ACBA! Don’t You Agree?

huh  When Acronyms and Other Abbreviations Fail

   Unless you really are a rocket scientist, and you’re discussing the combustible properties of hydrogen with another rocket scientist at the Jet Propulsion Lab, keep this in mind: If you want customers to pay attention to what you’re saying, you must speak their language, not yours. Jargon, slang and techno-speak mean absolutely nothing to people who are not privy to your industry’s vocabulary, abbreviations and acronyms. The military is infamous for its use of acronyms, and few civilians can interpret them with reliable accuracy. Unless your industry carries a fairly universal level of recognition like NASA or PETA, your peers are likely to be the only ones who know what they stand for, and your peers are probably not your customers or prospects.

Example:

At a recent networking event, a woman exchanged business cards with me. Her card was embellished with no fewer than six groups of initials after her name. No doubt they represented her credentials. To an industry peer, the list might have generated respectful recognition. For me, they may as well have been the formula for nuclear fission.

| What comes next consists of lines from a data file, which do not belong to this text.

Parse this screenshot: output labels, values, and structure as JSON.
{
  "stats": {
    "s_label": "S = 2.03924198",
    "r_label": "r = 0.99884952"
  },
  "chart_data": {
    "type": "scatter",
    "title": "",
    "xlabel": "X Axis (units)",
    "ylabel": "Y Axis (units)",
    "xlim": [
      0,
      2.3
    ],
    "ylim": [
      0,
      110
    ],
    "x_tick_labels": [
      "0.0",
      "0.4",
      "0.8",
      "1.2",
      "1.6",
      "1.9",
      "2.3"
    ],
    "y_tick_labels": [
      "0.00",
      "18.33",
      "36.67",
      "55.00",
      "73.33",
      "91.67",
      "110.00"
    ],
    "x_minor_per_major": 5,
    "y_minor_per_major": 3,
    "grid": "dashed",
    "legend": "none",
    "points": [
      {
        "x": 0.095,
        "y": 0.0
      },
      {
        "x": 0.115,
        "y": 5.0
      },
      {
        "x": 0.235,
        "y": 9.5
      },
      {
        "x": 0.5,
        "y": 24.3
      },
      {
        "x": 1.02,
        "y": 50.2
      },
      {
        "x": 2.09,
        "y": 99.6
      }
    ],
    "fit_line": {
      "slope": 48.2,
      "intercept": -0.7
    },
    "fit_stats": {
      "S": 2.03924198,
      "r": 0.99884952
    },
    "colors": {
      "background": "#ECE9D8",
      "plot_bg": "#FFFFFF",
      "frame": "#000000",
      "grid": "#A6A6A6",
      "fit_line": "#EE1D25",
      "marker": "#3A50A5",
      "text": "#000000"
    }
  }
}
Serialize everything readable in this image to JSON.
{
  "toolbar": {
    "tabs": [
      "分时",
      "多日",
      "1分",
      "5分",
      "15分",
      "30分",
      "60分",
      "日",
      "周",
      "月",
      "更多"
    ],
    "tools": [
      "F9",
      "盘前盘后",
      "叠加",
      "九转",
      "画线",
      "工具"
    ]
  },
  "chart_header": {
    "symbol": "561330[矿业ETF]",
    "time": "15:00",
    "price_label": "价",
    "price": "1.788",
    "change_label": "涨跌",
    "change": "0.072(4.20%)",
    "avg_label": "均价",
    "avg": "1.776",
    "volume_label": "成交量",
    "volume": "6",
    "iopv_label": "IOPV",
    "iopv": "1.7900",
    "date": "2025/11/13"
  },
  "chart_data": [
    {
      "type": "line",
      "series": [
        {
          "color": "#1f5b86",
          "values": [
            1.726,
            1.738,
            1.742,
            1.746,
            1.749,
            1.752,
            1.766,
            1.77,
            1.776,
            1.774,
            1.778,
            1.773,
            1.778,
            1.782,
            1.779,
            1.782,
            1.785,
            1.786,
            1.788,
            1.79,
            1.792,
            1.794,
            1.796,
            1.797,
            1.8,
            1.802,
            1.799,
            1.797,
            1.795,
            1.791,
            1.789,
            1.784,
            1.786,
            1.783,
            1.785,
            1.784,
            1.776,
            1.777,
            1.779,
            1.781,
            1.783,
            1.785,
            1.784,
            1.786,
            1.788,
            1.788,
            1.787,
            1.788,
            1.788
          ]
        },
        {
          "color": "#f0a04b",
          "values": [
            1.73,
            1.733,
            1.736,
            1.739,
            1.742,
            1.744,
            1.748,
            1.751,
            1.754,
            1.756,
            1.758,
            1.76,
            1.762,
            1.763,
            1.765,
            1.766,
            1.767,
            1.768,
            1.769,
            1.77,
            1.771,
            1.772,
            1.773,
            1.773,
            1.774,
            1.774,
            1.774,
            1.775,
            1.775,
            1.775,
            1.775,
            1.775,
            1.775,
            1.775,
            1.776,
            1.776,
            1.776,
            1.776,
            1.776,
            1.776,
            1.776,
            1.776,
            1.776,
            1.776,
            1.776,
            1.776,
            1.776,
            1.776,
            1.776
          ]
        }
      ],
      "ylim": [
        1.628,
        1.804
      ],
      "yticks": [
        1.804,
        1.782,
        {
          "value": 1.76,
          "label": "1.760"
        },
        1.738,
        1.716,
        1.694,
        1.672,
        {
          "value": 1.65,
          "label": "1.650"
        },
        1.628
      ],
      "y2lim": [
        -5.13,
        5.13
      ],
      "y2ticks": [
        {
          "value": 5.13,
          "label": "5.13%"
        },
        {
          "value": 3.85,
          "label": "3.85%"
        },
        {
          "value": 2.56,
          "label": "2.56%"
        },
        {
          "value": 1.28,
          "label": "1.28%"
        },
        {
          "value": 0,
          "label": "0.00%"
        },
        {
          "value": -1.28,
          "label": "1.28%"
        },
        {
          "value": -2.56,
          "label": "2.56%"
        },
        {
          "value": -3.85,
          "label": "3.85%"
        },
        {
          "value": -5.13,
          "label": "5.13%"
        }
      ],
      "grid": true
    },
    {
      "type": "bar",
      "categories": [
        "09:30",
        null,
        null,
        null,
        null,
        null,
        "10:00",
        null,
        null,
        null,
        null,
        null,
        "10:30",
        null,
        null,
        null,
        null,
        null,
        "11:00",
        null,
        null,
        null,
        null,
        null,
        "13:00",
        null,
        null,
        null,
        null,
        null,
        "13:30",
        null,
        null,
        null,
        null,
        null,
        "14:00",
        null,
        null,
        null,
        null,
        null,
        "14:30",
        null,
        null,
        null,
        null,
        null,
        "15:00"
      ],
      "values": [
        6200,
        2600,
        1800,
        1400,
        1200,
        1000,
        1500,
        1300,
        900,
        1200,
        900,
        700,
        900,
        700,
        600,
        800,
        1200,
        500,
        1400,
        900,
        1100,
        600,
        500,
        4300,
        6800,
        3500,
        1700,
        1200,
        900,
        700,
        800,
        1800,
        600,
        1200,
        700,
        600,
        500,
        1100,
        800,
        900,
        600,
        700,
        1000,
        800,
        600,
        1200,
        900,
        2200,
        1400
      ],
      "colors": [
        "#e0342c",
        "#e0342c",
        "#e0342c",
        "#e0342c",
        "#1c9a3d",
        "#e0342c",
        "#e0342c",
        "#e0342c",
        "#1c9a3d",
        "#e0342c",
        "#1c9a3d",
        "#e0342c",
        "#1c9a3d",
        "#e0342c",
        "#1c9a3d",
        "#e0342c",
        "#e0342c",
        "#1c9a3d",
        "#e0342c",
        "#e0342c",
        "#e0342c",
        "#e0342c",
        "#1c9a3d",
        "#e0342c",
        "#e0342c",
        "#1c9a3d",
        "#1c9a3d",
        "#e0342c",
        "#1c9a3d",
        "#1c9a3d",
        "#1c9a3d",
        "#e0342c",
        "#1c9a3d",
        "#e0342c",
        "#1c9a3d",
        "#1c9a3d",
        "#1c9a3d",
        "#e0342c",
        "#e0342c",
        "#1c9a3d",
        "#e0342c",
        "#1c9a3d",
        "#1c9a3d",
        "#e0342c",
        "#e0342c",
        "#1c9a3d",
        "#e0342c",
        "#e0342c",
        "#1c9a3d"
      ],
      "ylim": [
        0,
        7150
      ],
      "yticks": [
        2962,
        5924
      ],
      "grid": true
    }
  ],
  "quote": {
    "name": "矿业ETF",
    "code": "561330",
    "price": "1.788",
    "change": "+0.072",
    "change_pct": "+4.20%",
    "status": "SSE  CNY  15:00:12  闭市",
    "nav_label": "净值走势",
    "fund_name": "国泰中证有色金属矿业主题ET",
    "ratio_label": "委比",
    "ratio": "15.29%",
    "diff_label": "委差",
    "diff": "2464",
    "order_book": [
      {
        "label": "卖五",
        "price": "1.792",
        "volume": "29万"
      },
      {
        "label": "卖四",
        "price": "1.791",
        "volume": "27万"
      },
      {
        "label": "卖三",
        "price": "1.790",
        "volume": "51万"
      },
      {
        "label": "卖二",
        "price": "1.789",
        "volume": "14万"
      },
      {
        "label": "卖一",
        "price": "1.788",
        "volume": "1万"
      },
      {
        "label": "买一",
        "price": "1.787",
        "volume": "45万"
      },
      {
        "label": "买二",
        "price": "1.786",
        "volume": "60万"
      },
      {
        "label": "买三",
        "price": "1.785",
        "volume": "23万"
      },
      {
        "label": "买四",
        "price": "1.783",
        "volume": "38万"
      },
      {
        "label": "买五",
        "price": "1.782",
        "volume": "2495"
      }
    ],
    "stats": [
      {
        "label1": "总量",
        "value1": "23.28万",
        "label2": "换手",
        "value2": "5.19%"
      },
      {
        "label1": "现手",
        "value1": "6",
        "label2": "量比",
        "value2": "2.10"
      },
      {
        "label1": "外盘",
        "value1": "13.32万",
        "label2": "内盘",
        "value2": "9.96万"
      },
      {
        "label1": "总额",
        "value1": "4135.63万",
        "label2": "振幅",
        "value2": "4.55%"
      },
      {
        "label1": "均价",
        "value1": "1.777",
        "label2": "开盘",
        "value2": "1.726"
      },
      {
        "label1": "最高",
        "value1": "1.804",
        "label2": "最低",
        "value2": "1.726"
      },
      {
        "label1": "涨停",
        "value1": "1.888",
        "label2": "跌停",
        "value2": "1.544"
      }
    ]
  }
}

If it’s important that people know you’re an MSM, you should probably tell them what that means. Otherwise, left to speculation, they’ll never be sure if it means Methodist Student Movement, Marine Safety Manual, or Master of Smoke and Mirrors (or a host of other possibilities). The simple facts is, if they don’t know what it means, it means nothing,and people will avoid asking, for fear of sounding ignorant.

It’s not necessary to talk down to your audience – that’s equally insulting. Just be sensitive to the possibility you may be using terminology as foreign to them as Chinese to an Eskimo. (My apologies if this analogy offends Eskimos who speak fluent Chinese, but I think you get the point.)

In marketing and advertising, the most effective content is written to sound like a conversation. The rule of thumb is to keep your marketing message simple enough for a 10-year-old to comprehend. Unless, of course, you really are a rocket scientist at the JPL, discussing the combustible properties of hydrogen with another rocket scientist. In which case, MSM could be a Mission Space Model.

Oh – ACBA? You didn’t know? It stands for “Acronyms Can Be Annoying!”

© 2013 Gelmtree Advertising  All Rights Reserved

About Carole Holden

Carole Gelm Holden is "The Media Fairy," an Eternal Optimist and Believer in Miracles. By day, she is also a Marketing & Advertising Consultant, Strategist, Media Buyer, Writer, Editor, and Author. Connect with her on Facebook and Google+.

Comments

  1. I agree, those TLAs (three-letter abbreviations) can be very annoying. The important point is to remember your audience; in this case, your audience is your customers, and you should be speaking their language. In some cases, though, that language might include jargon. A change in audience means a change in “jargon.”

    For instance, I posted on my Facebook recently about receiving a marketing spam from someone wanting to sell me SEO services for my website. I’m not really trying to promote my site, though — and on top of that, I’ve read and written about SEO for years. Anyway, I used the term “SEO” on my Facebook post — forgetting that some of my friends didn’t know what it meant. Fortunately, one asked, so I could correct my mistake and explain the term. (Search Engine Optimization, or the things one does with and to a website to help it get to the top of Google for the right queries).

    • It’s so easy to forget that even when we’re all speaking the same language, we don’t necessarily use the same vocabulary. Thanks for your comment, Terri.